Model-repository는 총 세가지 구성 요소로 되어 있는데,

1. model-name

모델의 식별 이름으로 여기서 지정한 이름이 곧 triton inference server가 뜰 때의 모델 이름이 된다. 예를들어, 'text_detection'으로 폴더를 만들었다면, triton 서버에서 아래와 같이 모델을 잡는다.

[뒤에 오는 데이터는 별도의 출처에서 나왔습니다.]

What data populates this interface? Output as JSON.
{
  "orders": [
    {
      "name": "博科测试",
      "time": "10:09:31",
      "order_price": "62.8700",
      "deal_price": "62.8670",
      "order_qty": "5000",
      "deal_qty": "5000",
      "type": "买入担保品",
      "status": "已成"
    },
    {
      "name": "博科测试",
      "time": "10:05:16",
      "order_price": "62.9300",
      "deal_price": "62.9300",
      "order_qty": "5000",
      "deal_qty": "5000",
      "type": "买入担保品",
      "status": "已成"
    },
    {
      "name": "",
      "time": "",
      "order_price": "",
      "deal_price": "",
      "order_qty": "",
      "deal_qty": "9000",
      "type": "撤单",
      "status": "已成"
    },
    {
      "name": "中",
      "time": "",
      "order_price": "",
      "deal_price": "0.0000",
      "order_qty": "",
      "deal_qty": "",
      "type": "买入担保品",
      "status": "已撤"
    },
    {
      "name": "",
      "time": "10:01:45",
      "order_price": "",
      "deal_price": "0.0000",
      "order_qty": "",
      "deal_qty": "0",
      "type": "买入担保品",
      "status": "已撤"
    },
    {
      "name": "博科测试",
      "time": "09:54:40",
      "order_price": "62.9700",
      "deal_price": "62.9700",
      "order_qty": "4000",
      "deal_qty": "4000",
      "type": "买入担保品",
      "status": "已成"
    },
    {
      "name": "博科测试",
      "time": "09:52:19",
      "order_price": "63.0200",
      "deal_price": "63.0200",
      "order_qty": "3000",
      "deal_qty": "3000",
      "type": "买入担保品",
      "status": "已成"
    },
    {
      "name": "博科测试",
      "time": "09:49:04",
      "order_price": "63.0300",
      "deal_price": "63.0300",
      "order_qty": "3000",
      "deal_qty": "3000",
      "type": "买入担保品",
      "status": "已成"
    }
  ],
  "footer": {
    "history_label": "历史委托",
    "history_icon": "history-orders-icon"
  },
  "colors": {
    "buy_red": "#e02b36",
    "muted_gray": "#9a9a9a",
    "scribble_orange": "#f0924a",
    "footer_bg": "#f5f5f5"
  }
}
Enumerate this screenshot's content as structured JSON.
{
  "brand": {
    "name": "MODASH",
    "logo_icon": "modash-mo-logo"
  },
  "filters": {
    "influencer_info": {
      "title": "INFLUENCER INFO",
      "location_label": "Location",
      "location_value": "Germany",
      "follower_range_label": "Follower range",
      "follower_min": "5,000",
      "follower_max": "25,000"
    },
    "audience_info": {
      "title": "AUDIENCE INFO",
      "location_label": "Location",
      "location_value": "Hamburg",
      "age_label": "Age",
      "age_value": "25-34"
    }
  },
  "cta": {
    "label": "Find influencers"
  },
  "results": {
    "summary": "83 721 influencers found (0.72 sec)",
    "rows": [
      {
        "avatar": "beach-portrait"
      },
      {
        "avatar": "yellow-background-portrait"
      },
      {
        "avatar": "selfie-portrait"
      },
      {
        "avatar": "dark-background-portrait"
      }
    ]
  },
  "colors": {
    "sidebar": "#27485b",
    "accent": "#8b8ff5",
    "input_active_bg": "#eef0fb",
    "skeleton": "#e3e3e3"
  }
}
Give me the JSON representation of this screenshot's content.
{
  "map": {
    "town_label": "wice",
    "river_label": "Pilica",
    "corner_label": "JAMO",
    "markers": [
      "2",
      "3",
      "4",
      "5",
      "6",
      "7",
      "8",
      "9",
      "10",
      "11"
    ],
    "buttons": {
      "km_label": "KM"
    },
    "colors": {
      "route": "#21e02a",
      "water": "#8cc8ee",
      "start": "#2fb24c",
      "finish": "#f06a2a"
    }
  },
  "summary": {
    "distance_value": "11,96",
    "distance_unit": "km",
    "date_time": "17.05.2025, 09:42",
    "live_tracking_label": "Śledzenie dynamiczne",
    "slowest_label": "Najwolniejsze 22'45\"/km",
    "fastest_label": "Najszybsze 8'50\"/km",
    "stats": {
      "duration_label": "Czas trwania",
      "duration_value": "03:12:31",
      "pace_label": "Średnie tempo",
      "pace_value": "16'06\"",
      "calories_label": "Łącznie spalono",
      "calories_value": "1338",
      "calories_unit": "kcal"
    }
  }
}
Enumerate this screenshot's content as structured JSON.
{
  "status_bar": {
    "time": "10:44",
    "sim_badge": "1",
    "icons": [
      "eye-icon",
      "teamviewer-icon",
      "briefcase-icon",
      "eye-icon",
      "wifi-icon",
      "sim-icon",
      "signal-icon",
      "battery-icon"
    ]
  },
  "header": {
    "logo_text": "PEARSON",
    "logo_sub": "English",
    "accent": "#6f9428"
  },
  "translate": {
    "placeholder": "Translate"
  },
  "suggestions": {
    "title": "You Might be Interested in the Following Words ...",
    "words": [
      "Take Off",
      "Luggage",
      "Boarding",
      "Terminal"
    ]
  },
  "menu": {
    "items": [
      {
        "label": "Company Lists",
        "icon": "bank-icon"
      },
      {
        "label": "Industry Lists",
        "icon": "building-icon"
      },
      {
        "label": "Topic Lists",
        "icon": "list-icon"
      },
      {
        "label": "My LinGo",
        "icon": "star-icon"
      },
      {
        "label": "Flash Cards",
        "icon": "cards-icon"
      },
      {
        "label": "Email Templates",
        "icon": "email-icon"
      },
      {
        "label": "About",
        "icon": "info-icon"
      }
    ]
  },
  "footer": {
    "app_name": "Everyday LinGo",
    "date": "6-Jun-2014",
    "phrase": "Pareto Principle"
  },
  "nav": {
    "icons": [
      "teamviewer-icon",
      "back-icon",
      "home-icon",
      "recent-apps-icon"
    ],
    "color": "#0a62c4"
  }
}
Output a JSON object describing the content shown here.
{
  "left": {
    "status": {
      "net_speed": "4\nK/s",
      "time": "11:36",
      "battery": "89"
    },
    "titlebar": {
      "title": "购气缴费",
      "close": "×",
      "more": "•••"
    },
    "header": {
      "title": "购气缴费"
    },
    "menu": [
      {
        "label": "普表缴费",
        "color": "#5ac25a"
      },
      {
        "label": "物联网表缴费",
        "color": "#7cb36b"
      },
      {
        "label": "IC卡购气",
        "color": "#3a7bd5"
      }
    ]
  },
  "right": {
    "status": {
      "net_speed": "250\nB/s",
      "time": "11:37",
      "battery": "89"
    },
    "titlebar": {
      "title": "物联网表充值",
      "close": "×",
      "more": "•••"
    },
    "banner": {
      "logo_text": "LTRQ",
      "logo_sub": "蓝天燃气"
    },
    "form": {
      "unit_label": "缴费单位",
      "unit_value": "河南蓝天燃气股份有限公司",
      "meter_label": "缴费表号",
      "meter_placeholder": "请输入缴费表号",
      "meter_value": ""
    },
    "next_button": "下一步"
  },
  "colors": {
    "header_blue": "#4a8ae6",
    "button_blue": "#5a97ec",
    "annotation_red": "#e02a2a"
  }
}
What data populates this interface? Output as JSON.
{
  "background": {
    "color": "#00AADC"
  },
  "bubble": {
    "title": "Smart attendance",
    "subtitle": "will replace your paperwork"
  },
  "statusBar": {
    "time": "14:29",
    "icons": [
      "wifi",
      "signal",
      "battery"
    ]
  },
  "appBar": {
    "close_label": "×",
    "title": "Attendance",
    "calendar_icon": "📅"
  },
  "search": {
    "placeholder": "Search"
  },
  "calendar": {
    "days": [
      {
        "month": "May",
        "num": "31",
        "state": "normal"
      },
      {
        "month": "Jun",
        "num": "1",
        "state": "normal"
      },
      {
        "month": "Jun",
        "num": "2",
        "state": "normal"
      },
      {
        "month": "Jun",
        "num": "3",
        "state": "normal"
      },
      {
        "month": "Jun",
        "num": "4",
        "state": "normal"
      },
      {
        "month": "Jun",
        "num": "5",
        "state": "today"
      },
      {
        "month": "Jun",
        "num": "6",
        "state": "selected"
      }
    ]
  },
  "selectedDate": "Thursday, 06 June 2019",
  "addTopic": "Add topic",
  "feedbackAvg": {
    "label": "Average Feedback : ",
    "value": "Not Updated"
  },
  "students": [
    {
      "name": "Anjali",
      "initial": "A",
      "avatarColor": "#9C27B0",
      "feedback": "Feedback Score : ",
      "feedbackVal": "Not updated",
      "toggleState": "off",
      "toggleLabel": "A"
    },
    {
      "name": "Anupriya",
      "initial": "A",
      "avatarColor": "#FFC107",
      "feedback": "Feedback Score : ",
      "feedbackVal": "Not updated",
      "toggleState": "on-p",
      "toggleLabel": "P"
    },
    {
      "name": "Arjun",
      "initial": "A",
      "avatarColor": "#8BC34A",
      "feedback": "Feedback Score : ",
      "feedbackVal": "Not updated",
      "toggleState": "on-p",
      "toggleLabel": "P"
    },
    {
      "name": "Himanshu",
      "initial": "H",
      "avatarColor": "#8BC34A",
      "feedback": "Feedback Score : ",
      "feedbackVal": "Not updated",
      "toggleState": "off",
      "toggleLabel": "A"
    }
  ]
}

# triton inference server 실행 후 로그
I0712 16:37:18.246487 128 server.cc:626]
+------------------+---------+--------+
| Model            | Version | Status |
+------------------+---------+--------+
| text_detection   | 1       | READY  |
+------------------+---------+--------+

2. config.pbtxt

각 모델의 정보를 입력하는 파일. 모델 입출력의 tensor 이름, 크기, type 그리고 백엔드, cpu/gpu 선택 등을 이 파일에서 정의할 수 있다. TensorRT, TensorFlow, ONNX, OpenVINO 모델의 경우, config.pbtxt 파일을 자동으로 생성하지만 TorchScript 모델의 경우 수동으로 config 파일을 만들어 줘야 한다. 더 자세한 내용은 공식 페이지에서 확인할 것!

name
name은 선택적으로 작성. 작성시 모델의 디렉토리 이름과 일치해야 함
backend
모델을 실행하는 데 사용되는 backend를 지정. triton은 TensorFlow, PyTorch, Python, ONNX 등의 다양한 백엔드를 지원하고 있음
max_batch_size
모델이 지원할 수 있는 최대 배치 크기
input/output
입출력 tensor의 이름, shape, type 등을 지정. reshaping도 가능하다.

name: "text_recognition"
backend: "onnxruntime"
max_batch_size : 0
input [
  {
    name: "input.1"
    data_type: TYPE_FP32
    dims: [ 1, 1, 32, 100 ]
  }
]
output [
  {
    name: "308"
    data_type: TYPE_FP32
    dims: [ 1, 26, 37 ]
  }
]

3. version

버전 관리를 사용하면 동일한 모델의 여러 버전을 사용할 수 있다. 이때 버전 네이밍 룰이 있는데, 반드시 숫자로 적어야하며, 0으로 시작하는 이름은 모두 무시된다.

4. model file

Triton의 장점에는 다양한 모델의 서빙을 제공한다는 점이 있는데, 서빙할 모델의 종류에 따라 아래와 같이 모델을 위치시키면 된다.

TorchScript 모델
단일 파일로 이름은 model.pt(default)로 넣어준다. 이름은 config 파일에서 default_model_filename에 의해 override 될 수 있다.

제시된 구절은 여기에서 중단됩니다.